We currently are optimizing for reliability and quality, which is why we suggest Claude - but it can get expensive in some cases. Using Qwen 2.5-VL-72B will be significantly cheaper, though may not be always reliable.

Most of our usage right now is for running test cases, and people seem to often prefer qwen for that use case - since typically test cases are clearer how to execute.

Something that is top of mind for is is figuring out a good way to "cache" workflows that get taken. This way you can repeat automations either with no LLM or with a smaller/cheap LLM. This will would enable deterministic, repeatable flows, that are also very affordable and fast. So even if each step on the first run is only 95% reliable - if it gets through it, it could repeat it with 100% reliability.

axlee · 1h ago
Using this for testing instead of regular playwright must 10000x the cost and speed, doesn't it? At which points do the benefits outweigh the costs?
anerli · 1h ago
I think depends a lot on how much you value your own time, since its quite time consuming to write and update playwright scripts. It's gonna save you developer hours to write automations using natural language rather than messing around with and fixing selectors. It's also able to handle tasks that playwright wouldn't be able to do at all - like extracting structured data from a messy/ambiguous DOM and adapting automatically to changing situations.

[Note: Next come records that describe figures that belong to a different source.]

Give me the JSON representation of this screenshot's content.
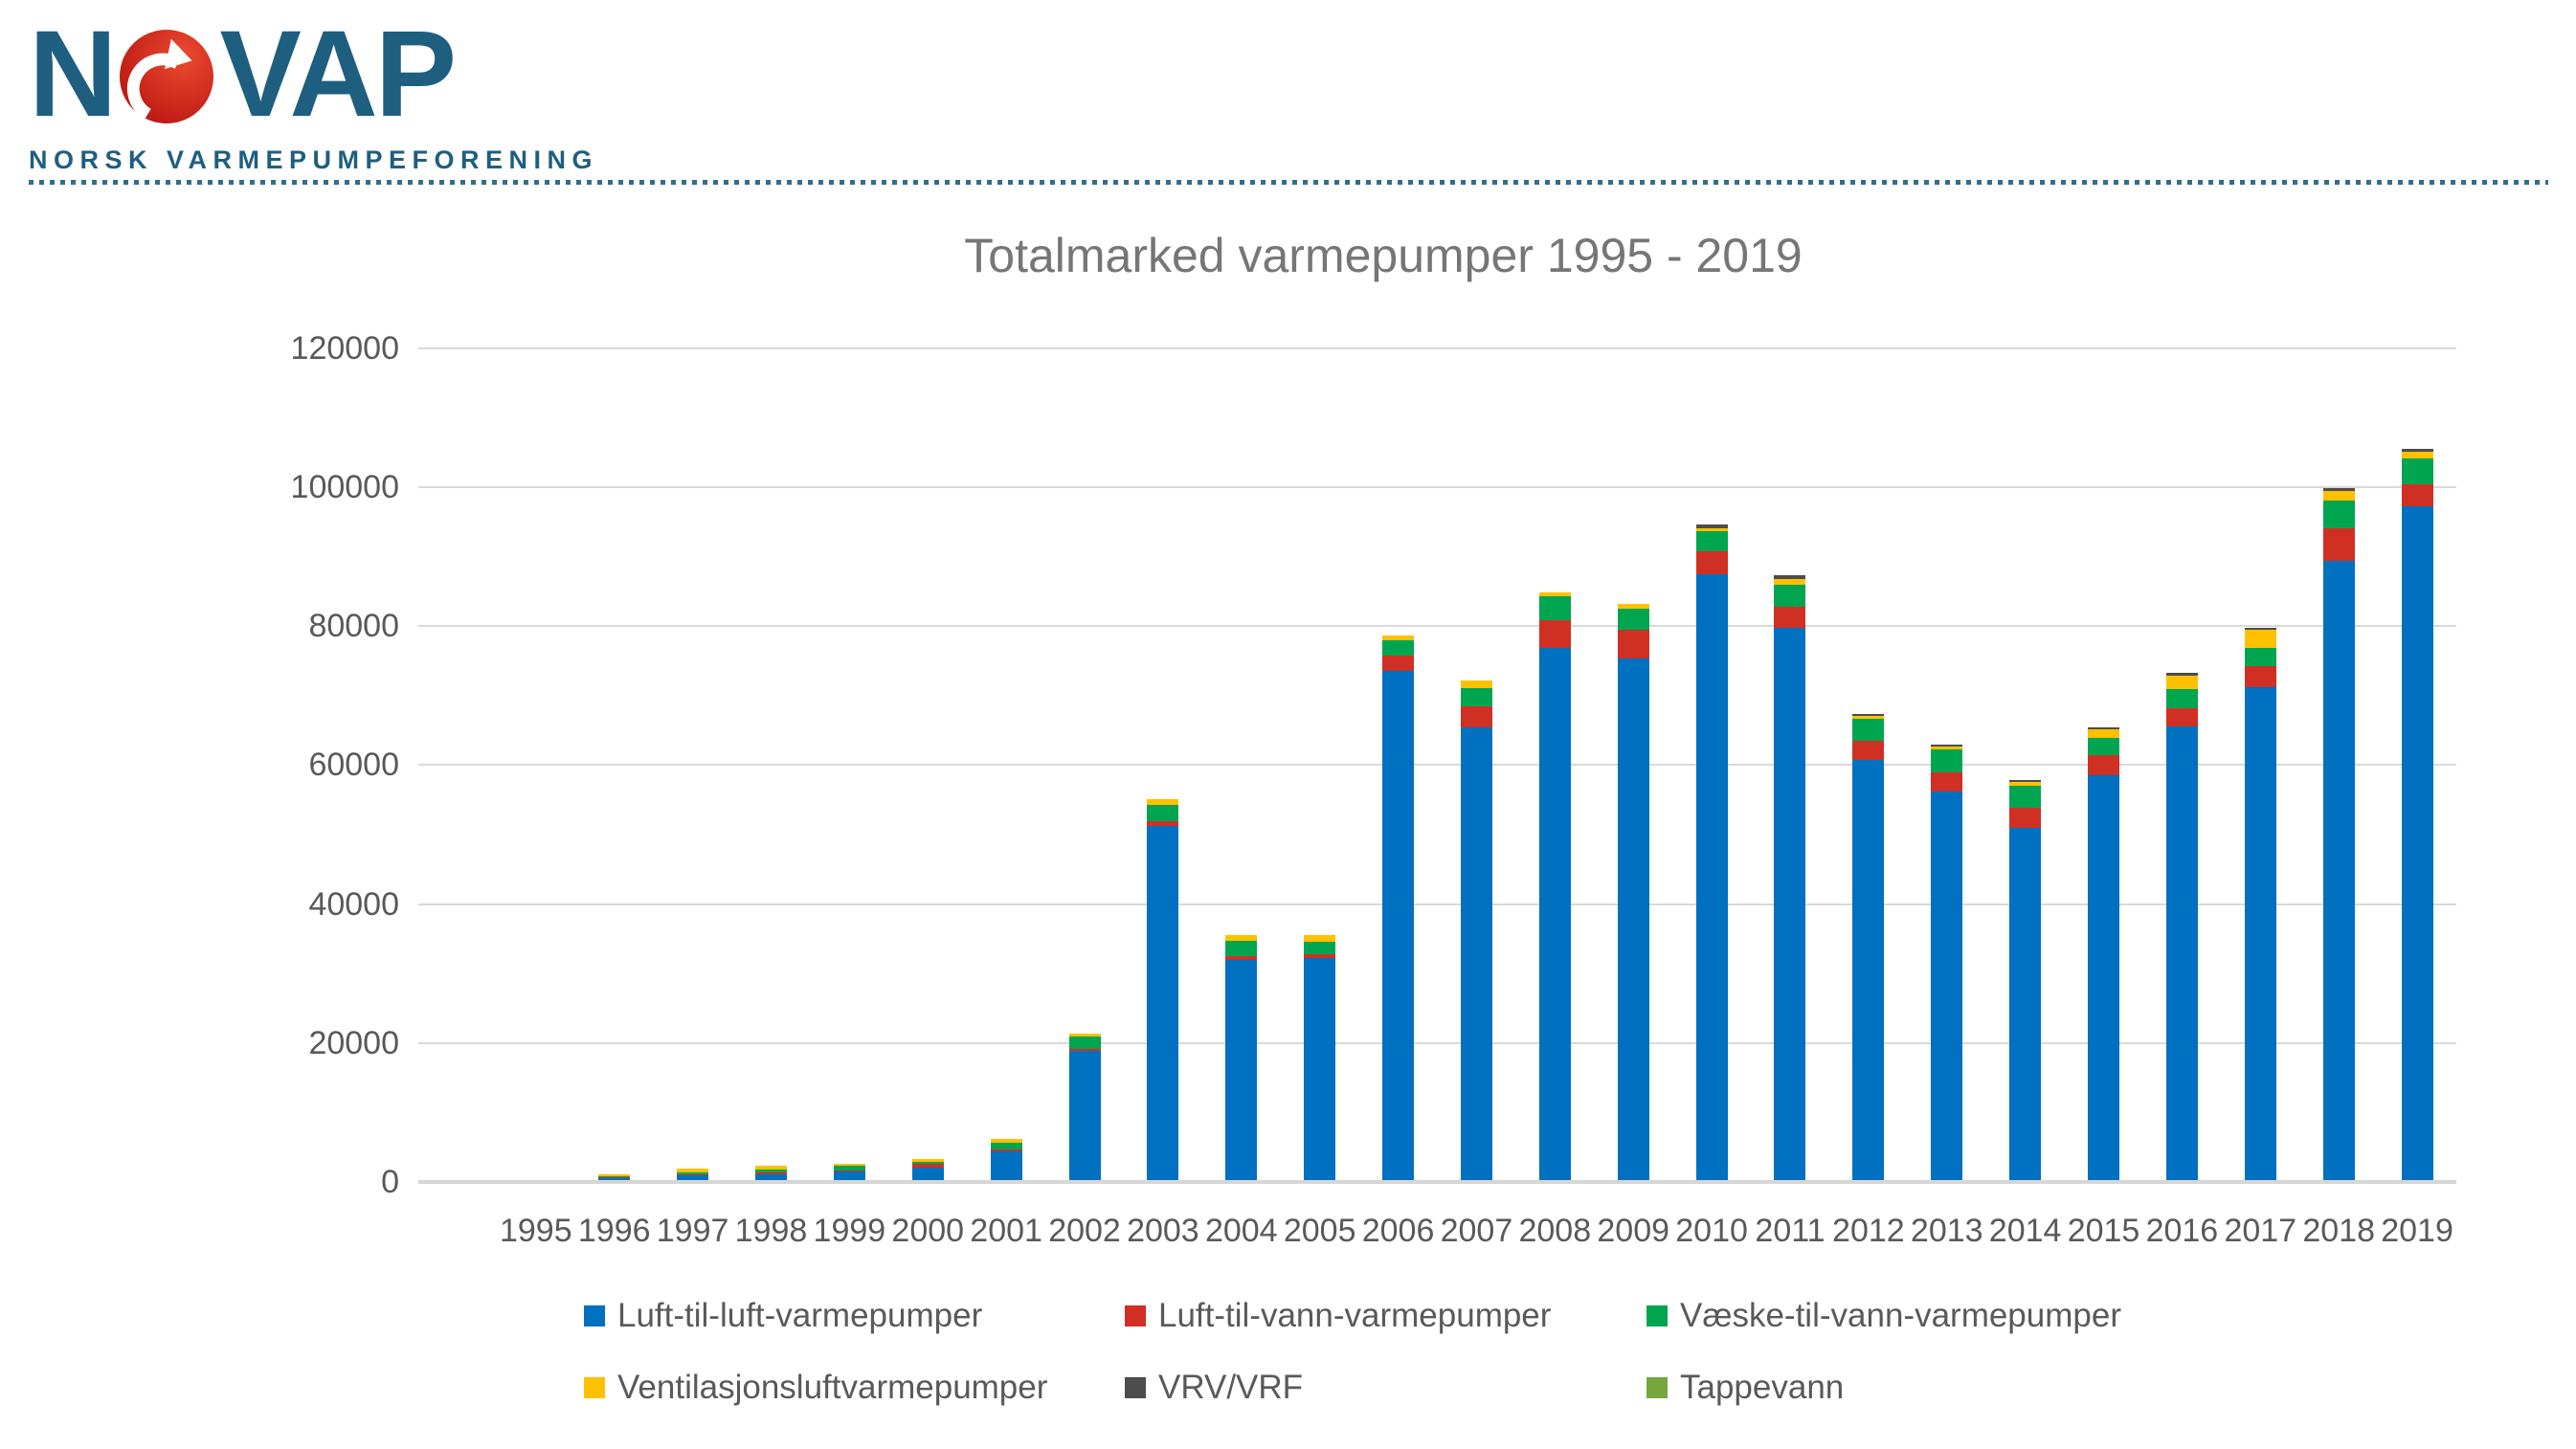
{
  "logo": {
    "brand_pre": "N",
    "brand_post": "VAP",
    "subtitle": "NORSK VARMEPUMPEFORENING",
    "brand_color": "#1E5F80",
    "circle_color": "#CC1F14"
  },
  "chart_data": {
    "type": "bar",
    "stacked": true,
    "title": "Totalmarked varmepumper 1995 - 2019",
    "xlabel": "",
    "ylabel": "",
    "ylim": [
      0,
      120000
    ],
    "ytick_step": 20000,
    "yticks": [
      "0",
      "20000",
      "40000",
      "60000",
      "80000",
      "100000",
      "120000"
    ],
    "grid": true,
    "legend_position": "bottom",
    "categories": [
      1995,
      1996,
      1997,
      1998,
      1999,
      2000,
      2001,
      2002,
      2003,
      2004,
      2005,
      2006,
      2007,
      2008,
      2009,
      2010,
      2011,
      2012,
      2013,
      2014,
      2015,
      2016,
      2017,
      2018,
      2019
    ],
    "series": [
      {
        "name": "Luft-til-luft-varmepumper",
        "color": "#0070C0",
        "values": [
          0,
          500,
          1050,
          1150,
          1500,
          2000,
          4400,
          18900,
          51300,
          31900,
          32200,
          73500,
          65400,
          76900,
          75300,
          87400,
          79800,
          60700,
          56200,
          51000,
          58600,
          65500,
          71200,
          89400,
          97200
        ]
      },
      {
        "name": "Luft-til-vann-varmepumper",
        "color": "#D03024",
        "values": [
          0,
          150,
          100,
          280,
          150,
          550,
          300,
          300,
          600,
          600,
          600,
          2200,
          3100,
          4000,
          4100,
          3300,
          3000,
          2800,
          2700,
          2900,
          2800,
          2700,
          3000,
          4700,
          3200
        ]
      },
      {
        "name": "Væske-til-vann-varmepumper",
        "color": "#00A550",
        "values": [
          0,
          180,
          190,
          330,
          700,
          400,
          1000,
          1700,
          2300,
          2200,
          1800,
          2300,
          2600,
          3400,
          3100,
          2900,
          3200,
          3100,
          3300,
          3100,
          2500,
          2700,
          2600,
          3900,
          3700
        ]
      },
      {
        "name": "Ventilasjonsluftvarmepumper",
        "color": "#FFC000",
        "values": [
          0,
          280,
          590,
          550,
          250,
          400,
          500,
          500,
          900,
          800,
          900,
          700,
          1000,
          600,
          700,
          400,
          700,
          500,
          500,
          550,
          1200,
          2000,
          2700,
          1500,
          1000
        ]
      },
      {
        "name": "VRV/VRF",
        "color": "#4D4D4D",
        "values": [
          0,
          0,
          0,
          0,
          0,
          0,
          0,
          0,
          0,
          0,
          0,
          0,
          0,
          0,
          0,
          600,
          600,
          300,
          300,
          300,
          300,
          400,
          300,
          400,
          400
        ]
      },
      {
        "name": "Tappevann",
        "color": "#76A73F",
        "values": [
          0,
          0,
          0,
          0,
          0,
          0,
          0,
          0,
          0,
          0,
          0,
          0,
          0,
          0,
          0,
          0,
          0,
          0,
          0,
          0,
          0,
          0,
          0,
          0,
          0
        ]
      }
    ]
  }
}
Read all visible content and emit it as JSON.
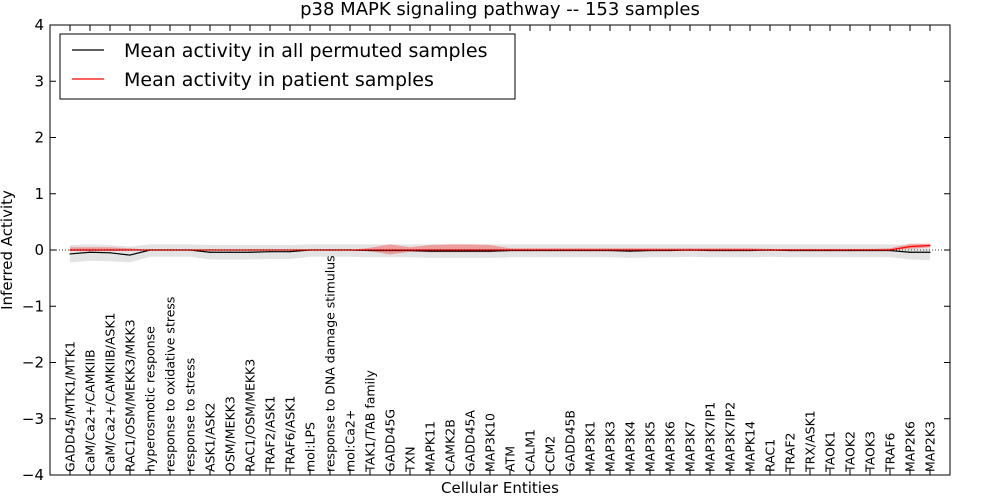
{
  "chart_data": {
    "type": "line",
    "title": "p38 MAPK signaling pathway -- 153 samples",
    "xlabel": "Cellular Entities",
    "ylabel": "Inferred Activity",
    "ylim": [
      -4,
      4
    ],
    "yticks": [
      "−4",
      "−3",
      "−2",
      "−1",
      "0",
      "1",
      "2",
      "3",
      "4"
    ],
    "legend_position": "top-left",
    "categories": [
      "GADD45/MTK1/MTK1",
      "CaM/Ca2+/CAMKIIB",
      "CaM/Ca2+/CAMKIIB/ASK1",
      "RAC1/OSM/MEKK3/MKK3",
      "hyperosmotic response",
      "response to oxidative stress",
      "response to stress",
      "ASK1/ASK2",
      "OSM/MEKK3",
      "RAC1/OSM/MEKK3",
      "TRAF2/ASK1",
      "TRAF6/ASK1",
      "mol:LPS",
      "response to DNA damage stimulus",
      "mol:Ca2+",
      "TAK1/TAB family",
      "GADD45G",
      "TXN",
      "MAPK11",
      "CAMK2B",
      "GADD45A",
      "MAP3K10",
      "ATM",
      "CALM1",
      "CCM2",
      "GADD45B",
      "MAP3K1",
      "MAP3K3",
      "MAP3K4",
      "MAP3K5",
      "MAP3K6",
      "MAP3K7",
      "MAP3K7IP1",
      "MAP3K7IP2",
      "MAPK14",
      "RAC1",
      "TRAF2",
      "TRX/ASK1",
      "TAOK1",
      "TAOK2",
      "TAOK3",
      "TRAF6",
      "MAP2K6",
      "MAP2K3"
    ],
    "series": [
      {
        "name": "Mean activity in all permuted samples",
        "color": "#000000",
        "band_color": "#cccccc",
        "values": [
          -0.07,
          -0.04,
          -0.05,
          -0.09,
          0.0,
          0.0,
          0.0,
          -0.04,
          -0.04,
          -0.04,
          -0.03,
          -0.03,
          0.0,
          0.0,
          0.0,
          -0.01,
          -0.01,
          -0.01,
          -0.02,
          -0.02,
          -0.02,
          -0.02,
          -0.01,
          -0.01,
          -0.01,
          -0.01,
          -0.01,
          -0.01,
          -0.02,
          -0.01,
          -0.01,
          0.0,
          -0.01,
          -0.01,
          -0.01,
          0.0,
          -0.01,
          -0.01,
          -0.01,
          -0.01,
          -0.01,
          -0.01,
          -0.04,
          -0.04
        ],
        "lower": [
          -0.22,
          -0.19,
          -0.2,
          -0.22,
          -0.12,
          -0.12,
          -0.12,
          -0.17,
          -0.17,
          -0.17,
          -0.16,
          -0.16,
          -0.12,
          -0.12,
          -0.12,
          -0.13,
          -0.13,
          -0.13,
          -0.14,
          -0.14,
          -0.14,
          -0.14,
          -0.13,
          -0.13,
          -0.13,
          -0.13,
          -0.13,
          -0.13,
          -0.14,
          -0.13,
          -0.13,
          -0.12,
          -0.13,
          -0.13,
          -0.13,
          -0.12,
          -0.13,
          -0.13,
          -0.13,
          -0.13,
          -0.13,
          -0.13,
          -0.17,
          -0.18
        ],
        "upper": [
          0.09,
          0.1,
          0.09,
          0.06,
          0.1,
          0.1,
          0.1,
          0.09,
          0.09,
          0.09,
          0.09,
          0.09,
          0.1,
          0.1,
          0.1,
          0.1,
          0.1,
          0.1,
          0.1,
          0.1,
          0.1,
          0.1,
          0.1,
          0.1,
          0.1,
          0.1,
          0.1,
          0.1,
          0.1,
          0.1,
          0.1,
          0.1,
          0.1,
          0.1,
          0.1,
          0.1,
          0.1,
          0.1,
          0.1,
          0.1,
          0.1,
          0.1,
          0.09,
          0.1
        ]
      },
      {
        "name": "Mean activity in patient samples",
        "color": "#ff0000",
        "band_color": "#f08080",
        "values": [
          0.0,
          0.0,
          0.0,
          0.0,
          0.0,
          0.0,
          0.0,
          0.0,
          0.0,
          0.0,
          0.0,
          0.0,
          0.0,
          0.0,
          0.0,
          0.0,
          0.0,
          0.0,
          0.0,
          0.0,
          0.0,
          0.0,
          0.0,
          0.0,
          0.0,
          0.0,
          0.0,
          0.0,
          0.0,
          0.0,
          0.0,
          0.0,
          0.0,
          0.0,
          0.0,
          0.0,
          0.0,
          0.0,
          0.0,
          0.0,
          0.0,
          0.0,
          0.06,
          0.08
        ],
        "lower": [
          -0.02,
          -0.02,
          -0.02,
          -0.01,
          0.0,
          0.0,
          0.0,
          0.0,
          0.0,
          0.0,
          0.0,
          0.0,
          0.0,
          0.0,
          0.0,
          -0.02,
          -0.08,
          -0.03,
          -0.04,
          -0.04,
          -0.04,
          -0.04,
          -0.01,
          -0.01,
          -0.01,
          -0.01,
          -0.01,
          -0.01,
          -0.01,
          -0.01,
          -0.01,
          -0.01,
          -0.01,
          -0.01,
          -0.01,
          0.0,
          0.0,
          0.0,
          0.0,
          0.0,
          0.0,
          0.0,
          0.02,
          0.05
        ],
        "upper": [
          0.05,
          0.05,
          0.05,
          0.03,
          0.0,
          0.0,
          0.0,
          0.0,
          0.0,
          0.0,
          0.0,
          0.0,
          0.0,
          0.0,
          0.0,
          0.04,
          0.1,
          0.05,
          0.09,
          0.1,
          0.1,
          0.09,
          0.03,
          0.03,
          0.03,
          0.03,
          0.03,
          0.03,
          0.03,
          0.03,
          0.03,
          0.03,
          0.03,
          0.03,
          0.03,
          0.02,
          0.02,
          0.02,
          0.02,
          0.02,
          0.02,
          0.03,
          0.11,
          0.11
        ]
      }
    ]
  }
}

You can also use cheaper models depending on your needs, for example Qwen 2.5 VL 72B is pretty affordable and works pretty well for most situations.

plufz · 1h ago
But we can use an LLM to write that script though and give that agent access to a browser to find DOM selectors etc. And than we have a stable script where we, if needed, manually can fix any LLM bugs just once…? I’m sure there are use cases with messy selectors as you say, but for me it feels like most cases are better covered by generating scripts.
anerli · 39m ago
Yeah we've though about this approach a lot - but the problem is if your final program is a brittle script, you're gonna need a way to fix it again often - and then you're still depending on recurrently using LLMs/agents. So we think its better to have the program itself be resilient to change instead of you/your LLM assistant having to constantly ensure the program is working.
grbsh · 4h ago
Why not just use Claude by itself? Opus and Sonnet are great at producing pixel coordinates and tool usages from screenshots of UIs. Curious as to what your framework gives me over the plain base model.
anerli · 4h ago
Hey! To have a framework that can effectively control browser agents, you need systems to interact with the browser, but also pass relevant content from the page to the LLM. Our framework manages this agent loop in a way that enables flexible agentic execution that can mix with your own code - giving you control but in a convenient way. Claude and OpenAI computer use APIs/loops are slower, more expensive, and tailored for a limited set of desktop automation use cases rather than robust browser automations.
KeysToHeaven · 4h ago
Finally, a browser agent that doesn’t panic at the sight of a canvas
anerli · 4h ago
Exactly :)
revskill · 3h ago
Not sure about this because you're the author.
anerli · 3h ago
Try it out and report back!
revskill · 2h ago
No
legucy · 2h ago
Classic new age hacker news hostility. Do you think this response adds anything?